Any acid or pressure washer can cause/worsen problems with freeze plugs if close to end of service life.
|This message has been edited by cliffrod on Jun 25, 2012 12:37 PM|
|June 25 2012, 1:44 PM |
I would disconnect the hoses from the alum radiator then flush the block with muratic acid. It will really clear all the water passages.
muratic acid is another name for hydrochloric acid just give it plenty of respect
|June 25 2012, 1:56 PM |
and realize when warmed it's aggressiveness does likewise. Lots of cheap muratic at big pool supply co's.
|This message has been edited by qikbbstang on Jun 25, 2012 1:57 PM|
Re: muratic acid is another name for hydrochloric acid just give it plenty of respect
|June 25 2012, 2:50 PM |
I asked about rust when I took the block in to get it cleaned and the shop said their hot tank did not clean rust. What to do?? If you have the engine out opening the core plugs and mechanically scraping and blasting will get a lot of it. The mutatic acid might get some more. What's left you could neutralize with the kind of expensive but good "Rust Cure."
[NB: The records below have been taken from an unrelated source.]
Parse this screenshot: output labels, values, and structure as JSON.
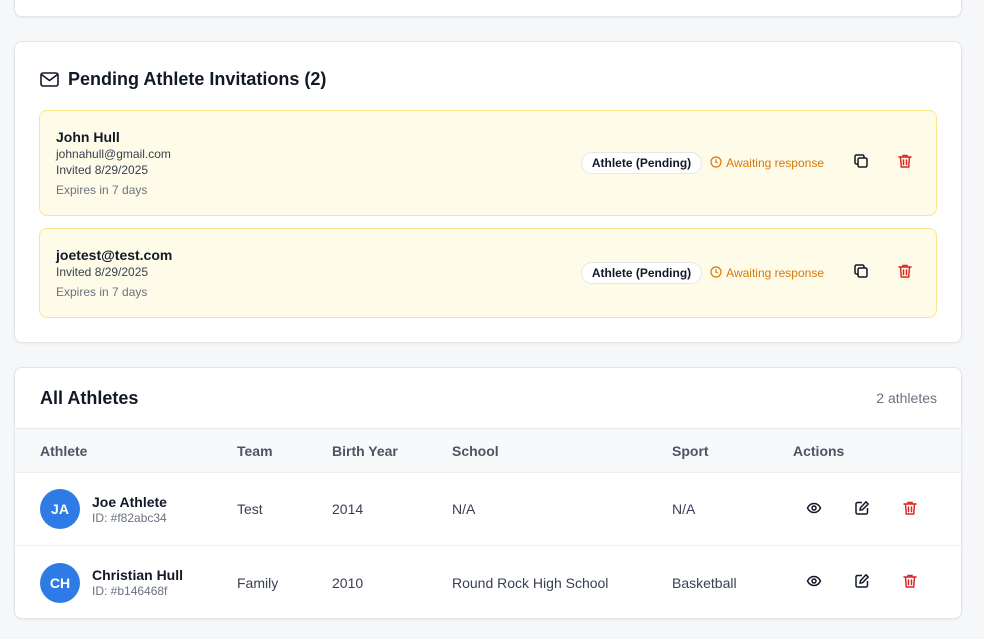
{
  "pending": {
    "title": "Pending Athlete Invitations (2)",
    "invites": [
      {
        "name": "John Hull",
        "email": "johnahull@gmail.com",
        "invited": "Invited 8/29/2025",
        "expires": "Expires in 7 days",
        "badge": "Athlete (Pending)",
        "status": "Awaiting response"
      },
      {
        "name": "joetest@test.com",
        "invited": "Invited 8/29/2025",
        "expires": "Expires in 7 days",
        "badge": "Athlete (Pending)",
        "status": "Awaiting response"
      }
    ]
  },
  "athletes": {
    "title": "All Athletes",
    "count": "2 athletes",
    "columns": [
      "Athlete",
      "Team",
      "Birth Year",
      "School",
      "Sport",
      "Actions"
    ],
    "rows": [
      {
        "initials": "JA",
        "name": "Joe Athlete",
        "id": "ID: #f82abc34",
        "team": "Test",
        "birth_year": "2014",
        "school": "N/A",
        "sport": "N/A"
      },
      {
        "initials": "CH",
        "name": "Christian Hull",
        "id": "ID: #b146468f",
        "team": "Family",
        "birth_year": "2010",
        "school": "Round Rock High School",
        "sport": "Basketball"
      }
    ]
  },
  "icons": {
    "title_icon": "mail-icon",
    "copy": "copy-icon",
    "delete": "trash-icon",
    "view": "eye-icon",
    "edit": "edit-icon",
    "status": "clock-icon"
  },
  "colors": {
    "accent": "#2f7be5",
    "pending_bg": "#fefce8",
    "pending_border": "#fde68a",
    "status": "#d97706",
    "danger": "#dc2626"
  }
}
However, after all this one day I drained the water from the radiator and it ran red like Custer's last stand. So my final recommendation after all the cleaning is to immediately put some kind of rust preventer in there or it will happen all over again.
I'm with the others who suggested removing the water pump and flushing it with a water....
|June 25 2012, 8:19 PM |
hose directly into the coolant ports, also need to uncap the heater core hose and/or remove the T-stat to allow the water coming out to do so without obstructing the out going rust. You'll get 90% of it out this way. Flush it til it runs clear, varying the stream going in to better reach the nooks and crannies.
I recall several times internally cleaning blocks via a pressure washer shot into the deck
|June 26 2012, 2:17 PM |
water passages. The area adjascent to the lifter galley takes a straight shot to get at vs in the freeze plugs and if it's got screw in I would not even touch them.
I've seen true HiPerf blocks never are found gunked up to hell in either water passages or oil wetted areas, a quick blast with a pressure washer and your back in town. Some 390 out of a junk yard truck/car better look out LOL
Iron Killer, VC9 at Ford!
|June 25 2012, 9:08 PM |
Hello, At Ford we have a quart bottle called VC9. We use it to clean scale and rust from cooling systems. It must be used on warrantee repairs on oil cooler blockage. You have to flush it all oput after installed and ran for 30 minutes at 1,500 to 2,000 RPM with the heat on. All Ford dealers will have it in stock.
Thanks for the responses
|June 26 2012, 3:37 AM |
After hearing all of the suggestions, I think I will remove the water pump and try to hose it out through the openings. Thanks I'll let you know how it goes.
An inch of Engine block
|June 26 2012, 4:38 AM |
might be a little extreme but would cover up the rust on the bottom of the block.
Down & dirty but it works;
|June 26 2012, 2:35 PM |
get under car, remove all soft plugs (they're probably leaking/seeping anyway), insert spray nozzle on end of garden hose or a high pressure washer would be better, douche 'till the water is clear, reinstall soft plugs, top-off coolant and drive on down the road.